Hazel Motes returns from the war (with an unnamed injury, something that the war had done to his insides, earning him a pension check every month) and anoints himself preacher in the Church of Christ without Christ. He encounters the Hawkses, a man and his adolescent daughter who are sidewalk evangelists who use Mr. Hawks’s blindness to stir up support. However, though their story relies upon Hawks’s self-immolation—blinding himself with lime—as their show of grand faith, it is revealed that Hawks lacked the courage to actually blind himself, and can actually see. As the Hawkses are introduced alongside a street vendor hawking potato peelers, from the beginning their religious faith is suspect.
Hazel becomes obsessed with the Hawkses, however, and sets out to preach his own Church of Christ Without Christ as a way of making an impression on the alleged blind man. He intends to seduce his daughter, Sabbath Hawks, and win believers to his Church in order to impress Hawks. Unbeknownst to him, fifteen-year-old Sabbath Hawks has her eye on him as well, seeing him as her ticket out of life as a street evangelist with her father. Haze wants to seduce Sabbath as a way of confirming his own sin. Sin and self-immolation for sin are the ways in which Haze confirms his identity: when asked why he rejects Jesus, for example, he says, “‘What do I need with Jesus? I got Leora Watts” (31) (Leora Watts being the woman with the friendliest bed in town whom he first beds after his arrival).
Along with Sabbath, Haze also attracts the attention of Enoch Emery, a young man new to the big city who claims to possess “wise blood,” a gift from God which he thinks directs him toward his destiny. Enoch has been rejected by everyone he has encountered, and tries to attach himself to Haze. Haze originally shows interest in Enoch, but only because Enoch claims to know the Hawkses. Enoch, however, feels that his blood is drawing him to Haze and his new jesus; in fact, he steals a mummy from a natural history museum and delivers it to Haze (via Sabbath) in order to be Haze’s new jesus. While Sabbath is shown with the mummy in an image of a grotesque pieta, Haze refuses the mummy and destroys it. Enoch’s one positive encounter with another ends up being with a man in a gorilla suit promoting a movie. This leads him to attack the man in the suit, steal the costume, and run away into the woods in the costume, happier than he has ever been.
Haze continues his evangelism of his Christless church and his own self-immolation from the hood of his Essex automobile, a key element of his ministry. As he says in his preaching, "Where you come from is gone, where you thought you were going to never was there, and where you are is no good unless you can get away from it. Where is there a place for you to be? No place” (93). However, he encounters competition from another would-be evangelical charlatan in the form of Onnie Jay Holy (real name Hoover Shoats); after he refuses Shoats’s offer to team up, Shoats recruits his own “prophet” who bears a striking resemblance to Haze.
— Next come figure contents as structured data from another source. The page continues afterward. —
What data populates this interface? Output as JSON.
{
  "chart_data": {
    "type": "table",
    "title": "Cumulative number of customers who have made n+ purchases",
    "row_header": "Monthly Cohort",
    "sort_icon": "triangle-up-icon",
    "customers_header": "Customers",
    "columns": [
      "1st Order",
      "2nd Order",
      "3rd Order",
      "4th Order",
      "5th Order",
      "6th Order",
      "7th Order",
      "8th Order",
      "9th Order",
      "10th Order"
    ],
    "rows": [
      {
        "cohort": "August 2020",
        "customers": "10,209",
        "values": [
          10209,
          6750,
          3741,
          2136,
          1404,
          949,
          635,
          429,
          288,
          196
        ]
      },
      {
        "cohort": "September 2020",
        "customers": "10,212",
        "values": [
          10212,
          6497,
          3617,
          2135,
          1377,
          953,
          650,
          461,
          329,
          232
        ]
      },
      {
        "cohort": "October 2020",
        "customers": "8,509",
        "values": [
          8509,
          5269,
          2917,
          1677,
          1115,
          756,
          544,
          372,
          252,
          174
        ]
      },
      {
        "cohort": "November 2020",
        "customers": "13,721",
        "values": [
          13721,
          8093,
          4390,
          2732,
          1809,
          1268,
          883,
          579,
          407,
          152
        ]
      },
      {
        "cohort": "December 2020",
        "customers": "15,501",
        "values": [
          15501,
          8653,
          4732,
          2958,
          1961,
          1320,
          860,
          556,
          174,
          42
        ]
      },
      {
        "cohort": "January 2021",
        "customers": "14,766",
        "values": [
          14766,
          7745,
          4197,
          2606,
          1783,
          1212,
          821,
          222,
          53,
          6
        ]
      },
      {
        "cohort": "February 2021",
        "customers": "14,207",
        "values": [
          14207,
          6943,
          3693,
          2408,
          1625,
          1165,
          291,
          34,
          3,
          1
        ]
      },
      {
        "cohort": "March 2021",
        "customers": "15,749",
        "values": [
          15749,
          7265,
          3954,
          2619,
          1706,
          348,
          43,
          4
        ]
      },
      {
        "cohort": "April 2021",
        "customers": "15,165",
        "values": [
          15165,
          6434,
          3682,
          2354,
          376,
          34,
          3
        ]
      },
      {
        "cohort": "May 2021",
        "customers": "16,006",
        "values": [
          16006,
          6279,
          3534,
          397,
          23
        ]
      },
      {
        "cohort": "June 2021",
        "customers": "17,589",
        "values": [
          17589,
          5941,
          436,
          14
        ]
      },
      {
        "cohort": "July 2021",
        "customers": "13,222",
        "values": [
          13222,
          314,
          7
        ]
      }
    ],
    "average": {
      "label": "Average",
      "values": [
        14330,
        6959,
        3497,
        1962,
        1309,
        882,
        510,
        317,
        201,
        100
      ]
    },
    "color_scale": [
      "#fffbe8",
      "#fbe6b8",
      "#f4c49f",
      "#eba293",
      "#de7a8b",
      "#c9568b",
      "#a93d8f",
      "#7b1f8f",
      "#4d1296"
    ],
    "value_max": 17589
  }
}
Haze chases down this prophet and runs him over with his car, killing him. Shortly after this, he is caught driving without a license by a police officer who pushes his car off of an embankment.
After losing his car, Haze succeeds in blinding himself with lime. His landlady, Mrs. Flood, takes advantage of his weakness to siphon off as much of his pension money as she can while he is such a vulnerable state. However, she does eventually push him too far, demanding that he marry her, and he leaves, only to be found near death in a ditch by police. They return him to Mrs. Flood and he dies.
While I do adore this novel, it seems like it can’t decide whether it wants to be a short story or a novel. It might have worked better as a collection of stories, some sort of Go Down, Moses, or Winesberg, Ohio, collection. O'Connor truly is a master of the short story form, which is apparent in this novel. As it is, the stories of Haze, Enoch, and the Hawkses don’t quite align in a satisfactory manner. Although, the asymmetry of their stories and the lack of a satisfactory closure may be part of the point.
Despite this, however, it is a fascinating meditation and exploration of the meaning of faith and sin and “justification.” Reading it this time, I was struck by how important gender is in the novel and its understanding of faith. As I was paying extra attention to the symbolism of the car in this reading (I’m writing a paper about the novel in conjunction with the industrial song “Jesus Built My Hotrod” by the industrial band Ministry, which samples dialogue from the movie version of the novel), it struck me as a very gendered symbol in the novel. I think that at least part of Haze’s pursuit of a Church of Christ Without Christ is a pursuit of a masculine faith: as Haze puts it, “‘I believe in a new kind of jesus,’ he said, ‘one that can’t waste his blood redeeming people with it, because he’s all man and ain’t got any God in him. My church is the Church Without Christ” (69). Haze says this as he’s rejecting Sabbath’s offer of Christian salvation; I read this rejection as specifically rejecting a nurturing, feminine Christianity represented by Sabbath (and, in fact, all of the women in the novel). As it is Hawks whom Haze seeks approval from, and it is his own father’s example of sexual pursuit of women (which his mother characterizes as sin in need of purification through self-immolation), I think one key to this novel is the bifurcation of faith into masculine and feminine arenas.